At the National Parenting Forum held in Wellington, from the 18th to 19th Sept 2010, a number of MPs spoke at the Parents' Centre event.
National's Katrina Shanks explained that politics was often described as being about who gets what, when and why – and that parenting is no different. She said that the real measure of success in the end is not the GDP but if mums and dads have access to paid jobs. She said that change can happen in the early childhood sector without adequate consultation with parents. A group of parents had approached her about the Wellington Kindergarten Assn deciding to change the licences of many of their sessional kindergartens to full-day services. They were concerned because they didn't feel they had been adequately consulted with. Ms Shanks likened the move away from sessional kindergarten to taking the vanilla out of vanilla essence.

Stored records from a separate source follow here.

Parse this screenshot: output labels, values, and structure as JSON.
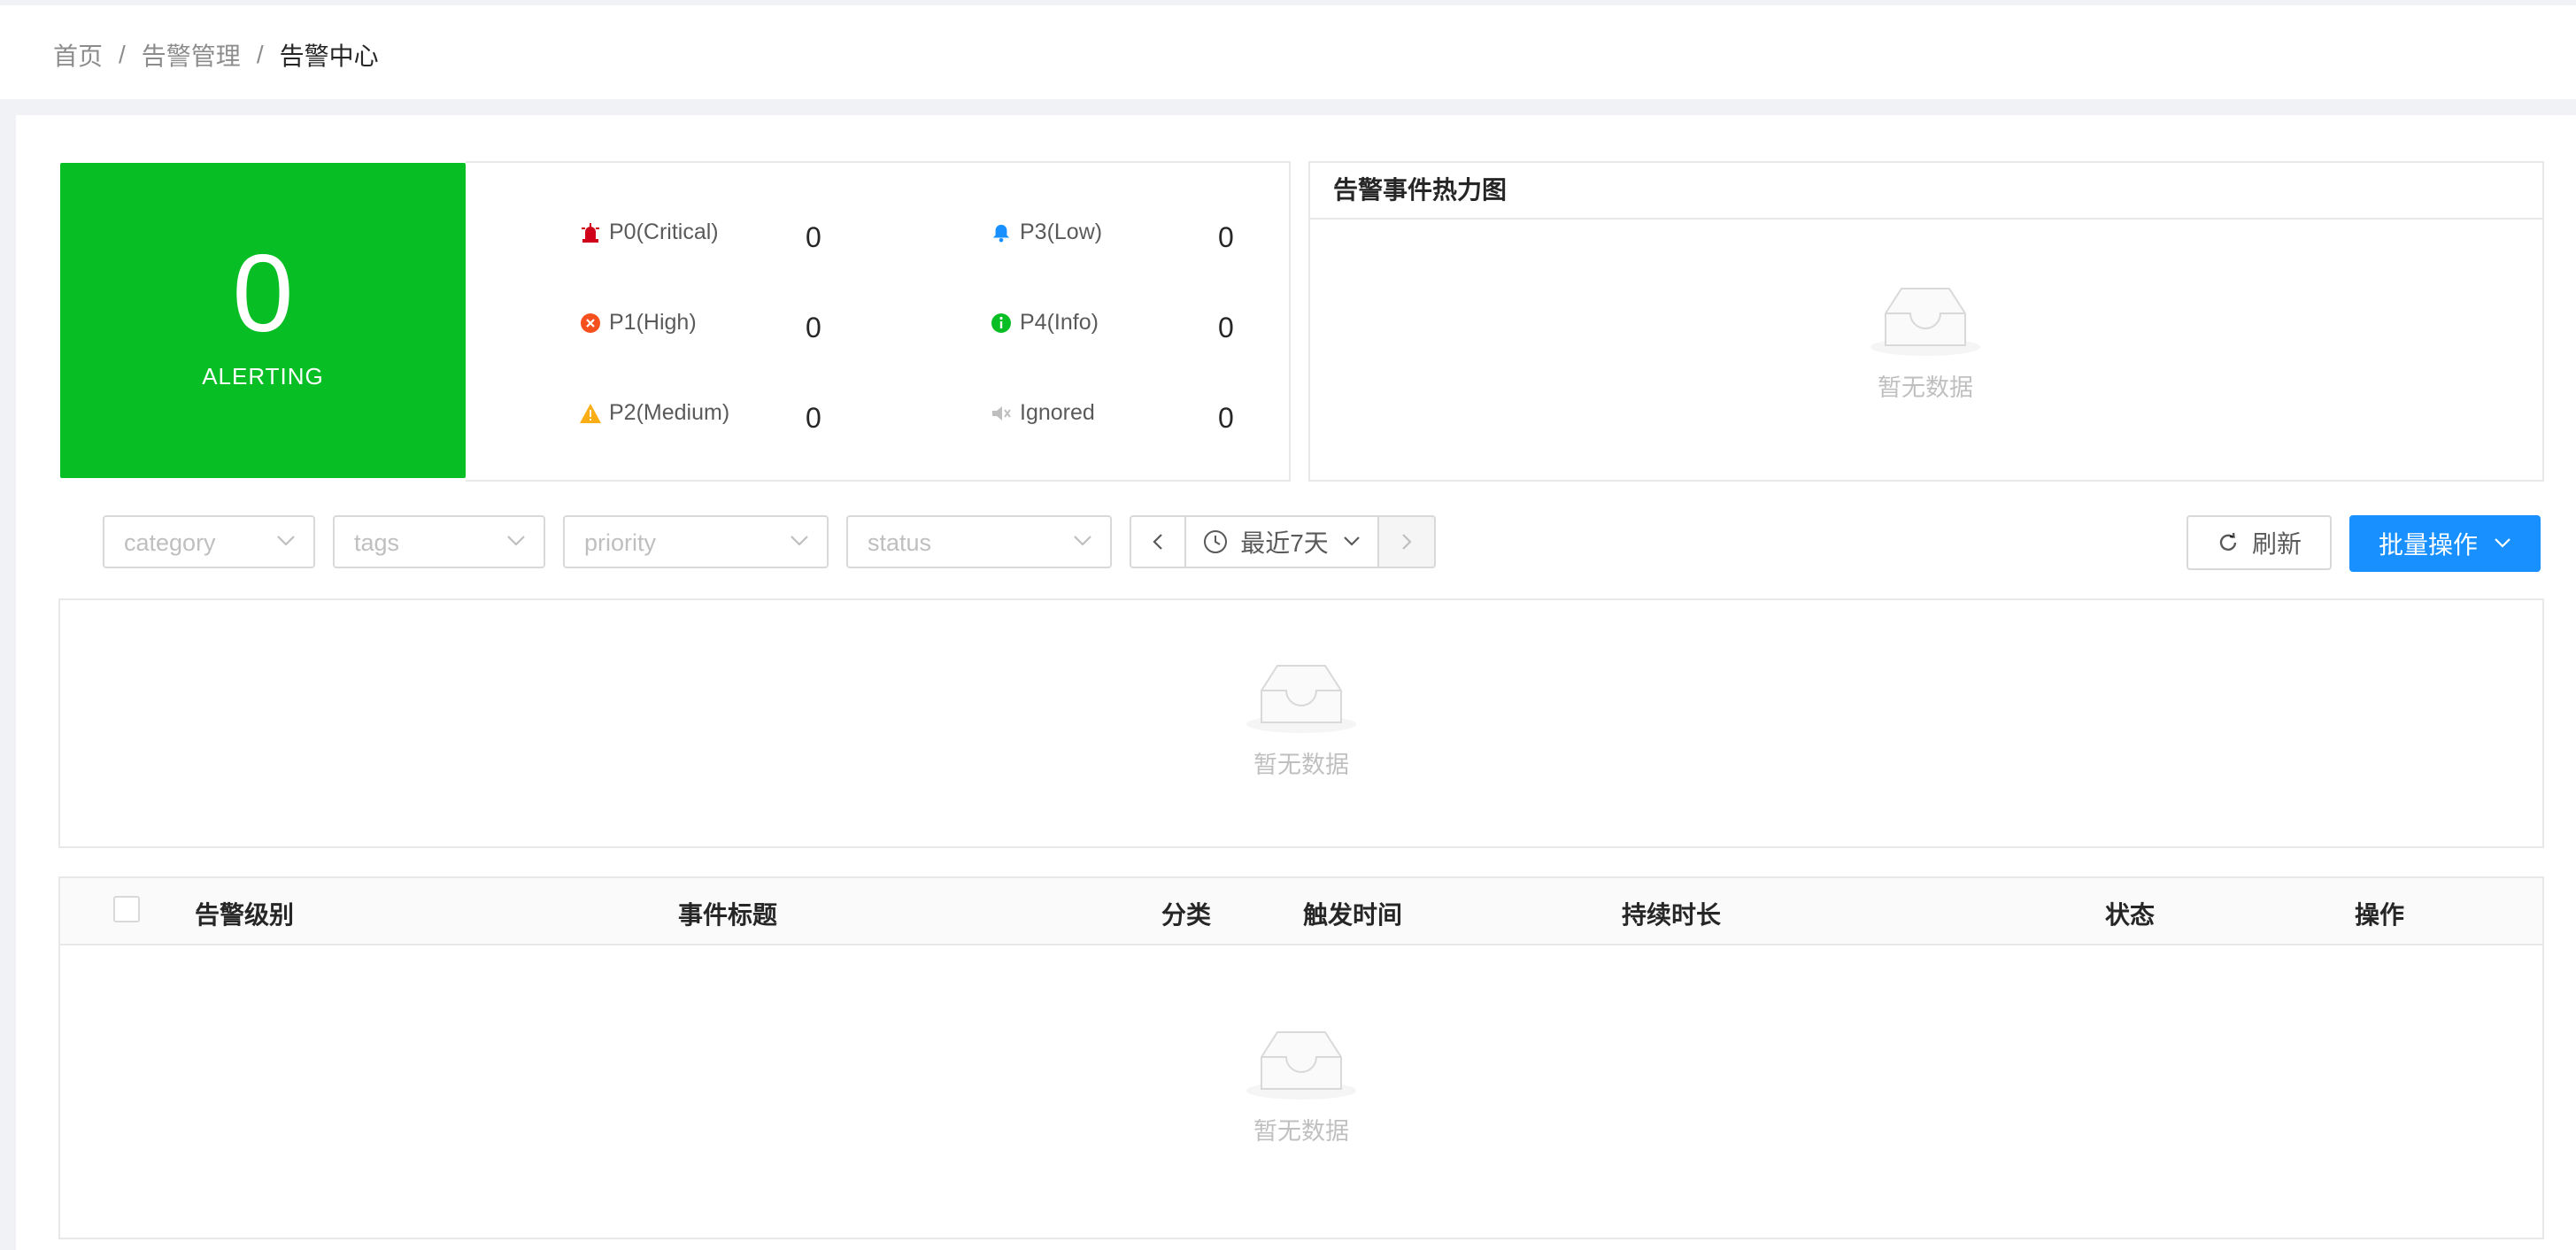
{
  "breadcrumb": {
    "home": "首页",
    "parent": "告警管理",
    "current": "告警中心",
    "separator": "/"
  },
  "summary": {
    "count": "0",
    "label": "ALERTING",
    "color": "#07bf25"
  },
  "stats": [
    {
      "icon": "siren-icon",
      "label": "P0(Critical)",
      "value": "0",
      "color": "#d0021b"
    },
    {
      "icon": "bell-icon",
      "label": "P3(Low)",
      "value": "0",
      "color": "#1890ff"
    },
    {
      "icon": "close-circle-icon",
      "label": "P1(High)",
      "value": "0",
      "color": "#f5501e"
    },
    {
      "icon": "info-circle-icon",
      "label": "P4(Info)",
      "value": "0",
      "color": "#07bf25"
    },
    {
      "icon": "warning-icon",
      "label": "P2(Medium)",
      "value": "0",
      "color": "#faad14"
    },
    {
      "icon": "mute-icon",
      "label": "Ignored",
      "value": "0",
      "color": "#bfbfbf"
    }
  ],
  "heatmap": {
    "title": "告警事件热力图",
    "empty_text": "暂无数据"
  },
  "filters": {
    "category_placeholder": "category",
    "tags_placeholder": "tags",
    "priority_placeholder": "priority",
    "status_placeholder": "status",
    "date_range": "最近7天"
  },
  "actions": {
    "refresh_label": "刷新",
    "batch_label": "批量操作",
    "primary_color": "#1890ff"
  },
  "chart": {
    "empty_text": "暂无数据"
  },
  "table": {
    "columns": [
      "告警级别",
      "事件标题",
      "分类",
      "触发时间",
      "持续时长",
      "状态",
      "操作"
    ],
    "rows": [],
    "empty_text": "暂无数据"
  }
}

Peter Dunne talked about changes in the lives of families and about parenting, giving some extensive information. He mentioned a Bill to be introduced to parliament for paid parental leave for 12 months.
Heather Roy was next to speak and she spoke about the work achieved in the area of special education. What concerned her was the lack of talking and working between government departments. It would benefit children and families if we could break down the silos around education, health, and social policy.
Sue Moroney agreed that politics is about priorities. She expressed disappointment that National had withdrawn from its commitment to be part of a cross-party caucus on children's issues – an idea that had been proposed by Every Child Counts. A forward thinking government sees ECE as an investment and funds it accordingly; it does not cut back on funding. Ms Moroney expressed concern that National was putting funds into supported playgroups, and that this would see a 3-tier ECE system.
Sue Kedgley discussed pressures on parents to work. She said it was important for children to have time to be with their parents. She also said that quality early childhood education was important. She had put through a Bill for flexible work hours so parents would not be discriminated against in the workplace.
While a lot was said by those on the political panel about the importance of parenting and of young children having time with their parents, nothing was said about how ECE policy may be developed to promote this ideal. Currently, education policy and in particular the rules around ECE funding of part and full-day services can work against this ideal.